Am Schlafrhythmus war übrigens auch die Fahrt mit dem Nachtbus schuld. Also nicht ursächlich, weil ich ja nicht die ganze Nacht nur Bus gefahren bin. Ich war etwas länger bei einer Veranstaltung, und als ich heim wollte, fuhren die normalen Öffies nicht mehr. Also bin ich zum ersten Mal mit dem Nachtbus heim. Das Klientel ist im Schnitt sehr jung, was nicht weiter erstaunlich ist, denn die anderen leisten sich Taxis oder Uber. Ich mit meiner schwäbischen Sozialisation leiste mir erst ein Taxi oder Uber, wenn wirklich garnix mehr geht. Auch kein Radfahren, was sich entweder wegen Witterung oder meiner Garderobe verbietet.

Was mich an diesem jungen Publikum erstaunte, ist die Kommunikationsfreudigkeit. Wenn ich bei Twitter oder in sonstigen Medien lese, dass sich die Jugend von heute nur noch via Bildschirm austauscht und spontane Kontakte nicht mehr gewohnt ist, dann sind die Verfasser noch nie Nachtbus gefahren. Innerhalb von zwanzig Minuten beantwortete ich interessierte Fragen zu meinem Abend- meinem Musikprogramm (Kopfhörer), meiner Garderobe und dem Ausstiegsziel. Und auch untereinander tauschten sich zusammengehörige Grüppchen mit anderen aus.
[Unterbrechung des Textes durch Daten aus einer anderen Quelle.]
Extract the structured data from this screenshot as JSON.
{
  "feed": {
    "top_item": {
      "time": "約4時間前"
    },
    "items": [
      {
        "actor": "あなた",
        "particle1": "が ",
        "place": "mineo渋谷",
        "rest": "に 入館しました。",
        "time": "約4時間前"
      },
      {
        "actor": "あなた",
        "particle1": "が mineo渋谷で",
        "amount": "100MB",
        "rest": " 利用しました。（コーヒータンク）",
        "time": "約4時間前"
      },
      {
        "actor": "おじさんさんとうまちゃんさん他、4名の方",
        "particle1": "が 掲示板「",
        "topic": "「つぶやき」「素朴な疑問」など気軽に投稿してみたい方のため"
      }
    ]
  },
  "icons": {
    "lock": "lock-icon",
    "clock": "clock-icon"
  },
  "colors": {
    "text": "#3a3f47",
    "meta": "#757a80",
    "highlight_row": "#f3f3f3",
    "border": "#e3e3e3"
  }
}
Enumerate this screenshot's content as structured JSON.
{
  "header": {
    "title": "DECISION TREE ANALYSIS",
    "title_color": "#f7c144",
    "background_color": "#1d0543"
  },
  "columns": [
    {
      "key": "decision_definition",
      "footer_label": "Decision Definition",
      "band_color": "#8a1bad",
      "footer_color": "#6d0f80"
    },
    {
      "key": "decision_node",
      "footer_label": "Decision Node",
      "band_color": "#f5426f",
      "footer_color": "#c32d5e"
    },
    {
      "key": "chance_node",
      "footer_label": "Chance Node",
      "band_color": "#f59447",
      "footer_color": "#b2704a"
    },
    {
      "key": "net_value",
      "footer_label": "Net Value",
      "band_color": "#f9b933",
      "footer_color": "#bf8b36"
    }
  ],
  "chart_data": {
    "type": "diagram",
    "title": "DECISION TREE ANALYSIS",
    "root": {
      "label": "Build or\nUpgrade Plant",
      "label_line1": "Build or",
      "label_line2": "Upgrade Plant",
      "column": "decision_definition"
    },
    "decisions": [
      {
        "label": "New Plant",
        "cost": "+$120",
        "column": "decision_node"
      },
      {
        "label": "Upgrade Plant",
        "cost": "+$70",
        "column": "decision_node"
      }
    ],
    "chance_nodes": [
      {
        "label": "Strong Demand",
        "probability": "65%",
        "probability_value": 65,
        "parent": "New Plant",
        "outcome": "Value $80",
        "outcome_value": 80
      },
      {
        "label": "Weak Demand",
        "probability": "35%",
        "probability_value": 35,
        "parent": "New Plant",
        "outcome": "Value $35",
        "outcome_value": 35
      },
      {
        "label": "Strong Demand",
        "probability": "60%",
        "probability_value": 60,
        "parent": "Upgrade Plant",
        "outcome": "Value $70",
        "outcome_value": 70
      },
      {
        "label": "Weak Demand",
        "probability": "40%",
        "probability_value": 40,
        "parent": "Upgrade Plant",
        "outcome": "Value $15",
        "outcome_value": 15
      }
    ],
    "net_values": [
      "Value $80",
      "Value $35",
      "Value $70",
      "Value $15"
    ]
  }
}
Noch nie - und ich schreibe das aus langjähriger Münchenerfahrung, die von Nordrheinwestfalenheimischen mit Sicherheit nicht nachvollzogen werden kann, es hat sich jedoch sehr oft in unterschiedlichen Lokalitäten so zugetragen - hatte ich irgendwo mehr soziale Kontakte als in einem Bus, der nachts die Heimkehrenden aufsammelt. Nicht in Kneipen, nicht im Biergarten und nicht bei anderen öffentlichen Veranstaltungen, wobei ich aber auch kein Mensch bin, der an politischen oder Trinkfestigkeitsdemonstrationen - beispielsweise in Oktoberfestzelten - teilnimmt.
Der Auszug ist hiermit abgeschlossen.